Die Mülltonnen-Pädagogik legt Wert auf die ganzheitliche Entwicklung der Person, die einzelnen Gebiete werden in verschiedenen Entwicklungsfeldern gefördert.

Körper

Als zur körperlichen Ertüchtigung unerlässlich betrachtet dieses Konzept das Balancieren auf Holzpfosten, erklimmen von Betonboxen und des Containers sowohl von außen als auch von innen, herunter springen/rutschen von Holzpfosten oder Container und überwinden von Abgründen zwischen den Betonboxen. Zwecks fächerübergreifendem Unterricht zählt auch das kreative Gestalten der Müllcontainer-Innenseiten mittels Aufklebern, Faltarbeiten, Bemalungen/Beschriftungen zu diesem Entwicklungsfeld. Gefördert werden Gleichgewicht, Gesamtkörper-Koordination, Auge-Hand-Koordination und Wahrnehmung der eigenen Grenzen

Spielender Mülltonnenpädagogiker in der Pause

Sinne

Zum Entwicklungsfeld Sinne gehört das Verstecken im geschlossenen Papiermüll-Container, Wahrnehmung verschiedener Untergründe und das Unterscheiden verschiedener Gerüche. Hierbei steht die Förderung der auditiven, visuellen, olfaktorischen und taktil-kinästhetischen Wahrnehmung im Vordergrund.

Sprache und Soziales

In diesem Themenbereich werden Fantasie- und Rollenspiele gespielt, eigene Wünsche und Bedürfnisse artikuliert und demokratische Entscheidungsprozesse nachvollzogen und getroffen. Auch Konfliktbewältigung, zurückziehen von der „Erwachsenen-Welt“ und die Stärkung des Selbstbewusstsein sind ein Bestandteil. Fördert das Sozialverhalten und gruppendynamische Prozesse.

Denken

Dieses Entwicklungsfeld ist bei vielen nicht sehr beliebt, obwohl es Handlungsplanung und Problemlösung lehrt und Synergie-Effekte sowie Kreativität fördert.
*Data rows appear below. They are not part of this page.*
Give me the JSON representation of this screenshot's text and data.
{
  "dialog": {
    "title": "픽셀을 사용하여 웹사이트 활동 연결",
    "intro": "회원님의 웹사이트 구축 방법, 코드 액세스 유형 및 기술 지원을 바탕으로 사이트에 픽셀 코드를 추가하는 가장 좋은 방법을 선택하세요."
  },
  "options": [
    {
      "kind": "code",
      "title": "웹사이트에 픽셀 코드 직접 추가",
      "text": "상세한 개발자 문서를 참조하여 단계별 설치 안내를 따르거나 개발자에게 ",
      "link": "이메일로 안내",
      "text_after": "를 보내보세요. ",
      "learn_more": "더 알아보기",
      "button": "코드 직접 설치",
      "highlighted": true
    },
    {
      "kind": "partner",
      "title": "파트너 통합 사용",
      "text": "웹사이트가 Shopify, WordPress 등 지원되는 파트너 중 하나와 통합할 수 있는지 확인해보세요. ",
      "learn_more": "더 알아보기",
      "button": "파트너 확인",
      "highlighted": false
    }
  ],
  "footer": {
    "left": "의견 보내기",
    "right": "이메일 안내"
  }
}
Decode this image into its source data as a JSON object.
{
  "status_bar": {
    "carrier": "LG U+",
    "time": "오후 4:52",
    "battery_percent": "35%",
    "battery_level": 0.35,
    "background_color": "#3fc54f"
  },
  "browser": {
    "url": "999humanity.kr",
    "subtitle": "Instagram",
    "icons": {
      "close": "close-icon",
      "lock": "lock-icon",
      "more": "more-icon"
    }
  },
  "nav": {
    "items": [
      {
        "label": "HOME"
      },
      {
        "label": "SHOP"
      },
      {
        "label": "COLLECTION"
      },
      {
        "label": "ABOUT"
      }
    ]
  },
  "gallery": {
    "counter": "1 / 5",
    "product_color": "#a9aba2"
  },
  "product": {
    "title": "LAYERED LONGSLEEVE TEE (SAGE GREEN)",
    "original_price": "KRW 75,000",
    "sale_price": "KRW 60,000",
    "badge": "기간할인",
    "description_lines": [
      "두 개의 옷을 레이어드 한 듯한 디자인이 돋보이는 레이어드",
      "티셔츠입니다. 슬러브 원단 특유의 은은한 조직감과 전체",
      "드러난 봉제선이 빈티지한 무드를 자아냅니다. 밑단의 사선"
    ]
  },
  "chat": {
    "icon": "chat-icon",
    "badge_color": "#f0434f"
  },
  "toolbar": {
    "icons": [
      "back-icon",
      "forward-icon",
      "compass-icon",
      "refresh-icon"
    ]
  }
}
Selbst erfahrene Mülltonnen-Pädagogen haben den Grund für die Unbeliebtheit dieses Entwicklungsfeldes nicht herausgefunden.

Gründe

Gründe, sich für das Lehrkonzept der Mülltonnen-Pädagogik zu entscheiden sind die nicht vorhandenen Anschaffungskosten und dass es flächendeckend und für jeden zugänglich ist. Des weiteren werden Sensibilisierung für Ressourcen-Nutzung, Recycling und das ökologische Bewusstsein gefördert.

Trivia

  • Der MüTo(s) lebt - die Zukunft beginnt in der Mülltonne!